Optimized Binaries Provide Great Benefits For Intel Haswell
Utilizing the core-avx2 CPU optimizations offered by the GCC 4.8 compiler can provide real benefits for the Intel Core i7 4770K processor and other new "Haswell" CPUs. For some computational workloads, the new Haswell instruction set extensions can offer tremendous speed-ups compared to what's offered by the previous-generation Ivy Bridge CPUs.
With our source-based benchmarks to date of Haswell, we have been using the -march=native compiler flag that effectively means -march=core-avx2 but we haven't looked specifically at the benefits provided by Haswell CPUs introducing support for AVX2, FMA, BMI, and BMI2. This is also particularly interesting since on the Windows side, most of the benchmarking that happens at the other review sites is done using generic pre-compiled binaries rather than building from source with optimizations for a given architecture.
For those unfamiliar with the GCC x86/x86_64 optimization options, read the online GCC documentation. The new core-avx2 option means "Intel Core CPU with 64-bit extensions, MOVBE, MMX, SSE, SSE2, SSE3, SSSE3, SSE4.1, SSE4.2, AVX, AVX2, AES, PCLMUL, FSGSBASE, RDRND, FMA, BMI, BMI2 and F16C instruction set support."

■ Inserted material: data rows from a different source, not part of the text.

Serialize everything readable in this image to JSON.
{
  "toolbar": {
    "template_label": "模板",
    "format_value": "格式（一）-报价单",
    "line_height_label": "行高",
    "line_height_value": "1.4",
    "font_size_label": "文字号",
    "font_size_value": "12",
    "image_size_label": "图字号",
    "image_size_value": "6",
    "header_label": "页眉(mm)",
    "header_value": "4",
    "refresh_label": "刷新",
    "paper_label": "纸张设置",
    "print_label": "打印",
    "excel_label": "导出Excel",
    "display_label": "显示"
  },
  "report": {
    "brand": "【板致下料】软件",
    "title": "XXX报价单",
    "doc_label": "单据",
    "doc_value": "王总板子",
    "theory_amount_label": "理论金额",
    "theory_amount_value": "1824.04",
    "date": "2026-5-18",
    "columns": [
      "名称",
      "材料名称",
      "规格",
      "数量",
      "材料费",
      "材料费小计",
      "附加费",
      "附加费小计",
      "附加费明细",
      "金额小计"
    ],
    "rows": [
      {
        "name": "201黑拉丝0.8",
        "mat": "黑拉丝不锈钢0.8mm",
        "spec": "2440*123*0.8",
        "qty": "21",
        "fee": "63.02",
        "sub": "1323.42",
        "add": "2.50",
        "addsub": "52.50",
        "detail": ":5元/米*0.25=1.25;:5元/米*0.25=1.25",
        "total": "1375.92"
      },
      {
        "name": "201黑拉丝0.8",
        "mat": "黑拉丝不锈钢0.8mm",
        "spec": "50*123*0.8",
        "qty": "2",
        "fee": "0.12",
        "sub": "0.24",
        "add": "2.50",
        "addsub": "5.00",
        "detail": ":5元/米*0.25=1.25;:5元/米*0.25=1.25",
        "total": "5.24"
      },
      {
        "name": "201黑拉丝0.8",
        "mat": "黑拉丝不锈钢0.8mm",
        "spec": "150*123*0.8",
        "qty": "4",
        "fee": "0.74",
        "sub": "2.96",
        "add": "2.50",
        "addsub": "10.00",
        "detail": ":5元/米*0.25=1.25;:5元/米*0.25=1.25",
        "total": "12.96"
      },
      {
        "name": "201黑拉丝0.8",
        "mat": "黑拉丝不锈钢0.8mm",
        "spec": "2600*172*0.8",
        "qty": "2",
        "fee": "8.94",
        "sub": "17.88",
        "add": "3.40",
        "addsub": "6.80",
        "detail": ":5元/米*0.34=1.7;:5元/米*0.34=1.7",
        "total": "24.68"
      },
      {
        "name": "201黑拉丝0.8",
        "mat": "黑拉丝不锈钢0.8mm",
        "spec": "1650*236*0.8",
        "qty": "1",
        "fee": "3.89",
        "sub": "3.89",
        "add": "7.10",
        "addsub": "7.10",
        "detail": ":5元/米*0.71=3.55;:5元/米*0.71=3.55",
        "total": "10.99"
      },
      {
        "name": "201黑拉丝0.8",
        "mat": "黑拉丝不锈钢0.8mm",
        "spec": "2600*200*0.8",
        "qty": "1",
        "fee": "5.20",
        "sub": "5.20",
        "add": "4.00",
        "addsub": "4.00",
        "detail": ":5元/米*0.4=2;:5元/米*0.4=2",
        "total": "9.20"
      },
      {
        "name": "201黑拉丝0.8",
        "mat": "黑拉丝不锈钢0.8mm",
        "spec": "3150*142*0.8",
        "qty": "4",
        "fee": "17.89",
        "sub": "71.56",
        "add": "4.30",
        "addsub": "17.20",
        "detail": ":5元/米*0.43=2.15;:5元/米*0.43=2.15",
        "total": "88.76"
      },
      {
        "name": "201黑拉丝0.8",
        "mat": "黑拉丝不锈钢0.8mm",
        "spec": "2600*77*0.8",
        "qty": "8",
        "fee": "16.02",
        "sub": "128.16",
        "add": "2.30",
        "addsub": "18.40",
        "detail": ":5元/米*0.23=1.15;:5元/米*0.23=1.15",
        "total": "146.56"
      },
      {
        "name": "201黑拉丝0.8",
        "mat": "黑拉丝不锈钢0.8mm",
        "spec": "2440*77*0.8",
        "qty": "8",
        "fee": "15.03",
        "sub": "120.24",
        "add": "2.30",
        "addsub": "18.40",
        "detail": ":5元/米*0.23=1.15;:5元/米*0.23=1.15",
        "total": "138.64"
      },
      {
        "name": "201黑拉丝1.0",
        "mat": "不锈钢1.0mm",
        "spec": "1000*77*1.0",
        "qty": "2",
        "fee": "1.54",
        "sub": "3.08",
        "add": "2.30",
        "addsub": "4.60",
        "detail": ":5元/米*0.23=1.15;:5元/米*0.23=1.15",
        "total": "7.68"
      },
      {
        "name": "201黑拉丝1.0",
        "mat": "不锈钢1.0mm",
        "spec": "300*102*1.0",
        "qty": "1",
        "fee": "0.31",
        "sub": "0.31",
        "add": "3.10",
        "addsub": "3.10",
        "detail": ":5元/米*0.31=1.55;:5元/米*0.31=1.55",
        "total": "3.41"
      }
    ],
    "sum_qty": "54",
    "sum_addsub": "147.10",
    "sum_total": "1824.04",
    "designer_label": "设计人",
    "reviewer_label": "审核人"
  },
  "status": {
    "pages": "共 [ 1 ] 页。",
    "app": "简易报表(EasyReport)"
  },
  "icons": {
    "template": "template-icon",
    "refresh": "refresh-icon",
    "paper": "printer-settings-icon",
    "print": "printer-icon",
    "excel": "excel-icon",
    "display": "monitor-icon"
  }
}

The other tested options were Nocona (the old Xeons), Core2 (the original Intel Core CPUs with SSE3 support), Corei7 (Ironlake), Corei7-avx (Sandy Bridge), and Core-avx-i (Ivy Bridge). Again, the GCC documentation explains what instruction sets are offered by each of these different Intel CPU models.
Results in full are on OpenBenchmarking.org in 1306150-PTS-INTELHAS05. The Core i7 4770K Haswell system was running Ubuntu 13.04 with the Linux 3.10 development kernel and GCC 4.8.1 was built from source. The various compiler options were set via the CFLAGS and CXXFLAGS environment variables along with passing -O3 for the most aggressive compiler optimizations.